The government certainly helped with its anti-piracy efforts headlined by the take down of Kim Dotcom. Gone are the days of simply searching “Katy Perry prism megaupload.”
More importantly, there is the rise of streaming services. Now there are online radio stations services such as Spotify and Rdio, which give users quick, easy access to huge libraries of music both current and classic.
Music isn’t the only media where streaming is rising, either: services like Netflix, Hulu Plus and TV stations’ own websites offer super-cheap outlets for unlimited content.
With large amounts of media being kept in various clouds now, possessing MP3 or video files is becoming less important, as possession of physical media once did. Downloading may be free, but it’s time-consuming. We also all have multiple devices; the cloud can reach those, but downloaded files must be uploaded first. By simply putting up with a few ads or paying a small monthly fee – often less than $10 – users can get right to the music or the movies.

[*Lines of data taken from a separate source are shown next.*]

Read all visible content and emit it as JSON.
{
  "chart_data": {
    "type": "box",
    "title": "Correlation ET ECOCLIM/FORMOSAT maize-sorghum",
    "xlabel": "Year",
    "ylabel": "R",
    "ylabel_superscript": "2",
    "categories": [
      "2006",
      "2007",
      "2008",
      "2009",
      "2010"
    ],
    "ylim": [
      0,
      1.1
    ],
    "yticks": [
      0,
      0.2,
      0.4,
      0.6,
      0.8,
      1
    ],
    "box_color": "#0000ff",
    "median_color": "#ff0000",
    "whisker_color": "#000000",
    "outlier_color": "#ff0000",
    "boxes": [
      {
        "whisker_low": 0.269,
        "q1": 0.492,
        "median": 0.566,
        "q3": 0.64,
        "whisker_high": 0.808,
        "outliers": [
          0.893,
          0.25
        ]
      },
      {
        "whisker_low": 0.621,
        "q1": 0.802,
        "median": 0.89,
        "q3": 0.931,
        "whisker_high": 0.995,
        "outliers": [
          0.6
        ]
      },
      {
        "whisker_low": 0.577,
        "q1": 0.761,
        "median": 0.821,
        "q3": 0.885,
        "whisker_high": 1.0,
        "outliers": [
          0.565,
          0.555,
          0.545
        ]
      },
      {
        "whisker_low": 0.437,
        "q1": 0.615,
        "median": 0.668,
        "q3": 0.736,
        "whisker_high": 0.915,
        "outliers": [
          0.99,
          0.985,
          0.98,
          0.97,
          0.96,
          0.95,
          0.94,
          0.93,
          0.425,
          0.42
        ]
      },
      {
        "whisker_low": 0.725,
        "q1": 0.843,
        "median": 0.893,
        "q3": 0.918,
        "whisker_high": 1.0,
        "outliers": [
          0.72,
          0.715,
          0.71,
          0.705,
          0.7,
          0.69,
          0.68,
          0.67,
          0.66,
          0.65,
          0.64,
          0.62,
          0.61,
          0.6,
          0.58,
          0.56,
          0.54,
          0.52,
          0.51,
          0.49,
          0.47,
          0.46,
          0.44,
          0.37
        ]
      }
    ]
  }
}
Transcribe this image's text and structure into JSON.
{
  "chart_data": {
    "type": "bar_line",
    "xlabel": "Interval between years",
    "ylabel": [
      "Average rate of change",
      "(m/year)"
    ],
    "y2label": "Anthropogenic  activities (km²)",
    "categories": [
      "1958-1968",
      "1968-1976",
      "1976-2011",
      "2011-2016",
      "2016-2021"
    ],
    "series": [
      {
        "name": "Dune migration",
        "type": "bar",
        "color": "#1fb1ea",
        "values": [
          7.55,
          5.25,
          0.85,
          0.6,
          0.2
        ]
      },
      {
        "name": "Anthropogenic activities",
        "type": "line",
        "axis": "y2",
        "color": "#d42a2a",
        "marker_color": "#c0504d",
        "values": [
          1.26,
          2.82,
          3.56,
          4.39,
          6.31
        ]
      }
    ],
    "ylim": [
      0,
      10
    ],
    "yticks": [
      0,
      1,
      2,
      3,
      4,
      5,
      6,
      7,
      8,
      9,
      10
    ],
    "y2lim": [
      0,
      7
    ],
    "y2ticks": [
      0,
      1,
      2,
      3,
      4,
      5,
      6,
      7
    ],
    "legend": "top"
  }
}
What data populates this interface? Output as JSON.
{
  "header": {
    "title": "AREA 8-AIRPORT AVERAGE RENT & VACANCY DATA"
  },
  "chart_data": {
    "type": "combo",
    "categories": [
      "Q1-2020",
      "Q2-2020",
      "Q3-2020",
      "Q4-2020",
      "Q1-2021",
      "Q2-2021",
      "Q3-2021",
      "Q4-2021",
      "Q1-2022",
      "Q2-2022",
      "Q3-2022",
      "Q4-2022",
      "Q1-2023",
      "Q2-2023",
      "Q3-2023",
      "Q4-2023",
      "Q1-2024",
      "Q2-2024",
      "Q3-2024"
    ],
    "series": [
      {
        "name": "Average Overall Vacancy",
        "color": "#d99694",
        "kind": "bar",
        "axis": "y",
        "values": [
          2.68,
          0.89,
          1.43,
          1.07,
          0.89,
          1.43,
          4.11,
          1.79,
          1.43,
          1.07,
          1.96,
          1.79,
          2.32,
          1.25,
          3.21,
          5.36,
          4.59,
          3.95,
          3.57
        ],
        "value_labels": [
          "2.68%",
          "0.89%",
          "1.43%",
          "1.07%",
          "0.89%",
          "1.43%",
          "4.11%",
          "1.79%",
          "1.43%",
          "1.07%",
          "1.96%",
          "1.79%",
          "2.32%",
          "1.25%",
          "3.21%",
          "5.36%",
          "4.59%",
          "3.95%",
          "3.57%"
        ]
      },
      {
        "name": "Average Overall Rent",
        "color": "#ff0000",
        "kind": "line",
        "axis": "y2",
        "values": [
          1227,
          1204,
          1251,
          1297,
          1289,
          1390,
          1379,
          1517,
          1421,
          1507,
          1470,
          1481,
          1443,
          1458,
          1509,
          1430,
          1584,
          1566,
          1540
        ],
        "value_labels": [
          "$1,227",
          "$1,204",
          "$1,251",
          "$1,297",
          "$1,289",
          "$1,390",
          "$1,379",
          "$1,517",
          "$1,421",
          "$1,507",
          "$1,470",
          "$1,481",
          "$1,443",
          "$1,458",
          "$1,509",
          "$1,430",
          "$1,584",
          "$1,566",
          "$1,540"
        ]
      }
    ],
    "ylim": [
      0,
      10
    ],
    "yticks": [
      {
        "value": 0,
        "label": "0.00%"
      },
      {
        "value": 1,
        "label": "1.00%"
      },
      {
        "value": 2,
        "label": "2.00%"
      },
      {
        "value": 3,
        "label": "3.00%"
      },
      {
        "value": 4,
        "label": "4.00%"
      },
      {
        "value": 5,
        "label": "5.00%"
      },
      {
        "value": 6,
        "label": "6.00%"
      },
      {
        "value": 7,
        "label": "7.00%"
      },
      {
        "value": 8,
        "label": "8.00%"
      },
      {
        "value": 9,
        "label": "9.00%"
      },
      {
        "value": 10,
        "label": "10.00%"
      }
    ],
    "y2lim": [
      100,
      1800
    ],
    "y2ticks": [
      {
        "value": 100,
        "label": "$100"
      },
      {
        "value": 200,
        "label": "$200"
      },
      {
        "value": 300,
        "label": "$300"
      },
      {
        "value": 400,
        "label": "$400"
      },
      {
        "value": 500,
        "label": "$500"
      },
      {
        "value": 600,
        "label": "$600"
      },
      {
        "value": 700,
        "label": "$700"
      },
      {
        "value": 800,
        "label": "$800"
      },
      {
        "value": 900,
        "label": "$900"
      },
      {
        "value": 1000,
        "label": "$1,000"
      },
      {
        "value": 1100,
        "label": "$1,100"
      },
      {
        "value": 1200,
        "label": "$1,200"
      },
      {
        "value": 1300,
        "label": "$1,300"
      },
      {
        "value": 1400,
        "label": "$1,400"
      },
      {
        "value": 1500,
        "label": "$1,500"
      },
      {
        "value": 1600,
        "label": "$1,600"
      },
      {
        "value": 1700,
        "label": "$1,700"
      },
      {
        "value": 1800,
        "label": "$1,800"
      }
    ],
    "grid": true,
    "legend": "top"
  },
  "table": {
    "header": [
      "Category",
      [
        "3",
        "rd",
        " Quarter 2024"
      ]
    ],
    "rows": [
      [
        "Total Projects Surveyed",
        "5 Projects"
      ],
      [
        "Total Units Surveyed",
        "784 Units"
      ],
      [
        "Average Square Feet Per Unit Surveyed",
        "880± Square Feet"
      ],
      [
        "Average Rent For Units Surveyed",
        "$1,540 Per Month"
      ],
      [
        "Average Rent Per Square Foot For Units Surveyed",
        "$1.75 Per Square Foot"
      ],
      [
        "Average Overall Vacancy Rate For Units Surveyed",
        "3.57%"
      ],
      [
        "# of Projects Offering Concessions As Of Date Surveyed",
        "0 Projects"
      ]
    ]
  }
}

Much has been made of how little Spotify pays artist in royalties – currently ranging from half a cent to a cent-and-a-half – but that amount is still greater than a great big zero. Besides being more time and movile-friendly, these services also offer the owners two important things: some small amount of revenue and a better measurement of their media’s reach.
There are more ways to help a creator than direct money. Internet statistics are growing in importance. YouTube hits count toward the Hot 100 now. Television networks and advertisers are slowly factoring DVR and online streaming numbers into their decisions to keep or cancel shows.
Every little bit helps, and those little bits are asking less of us than ever. As an added bonus, they’re also legal.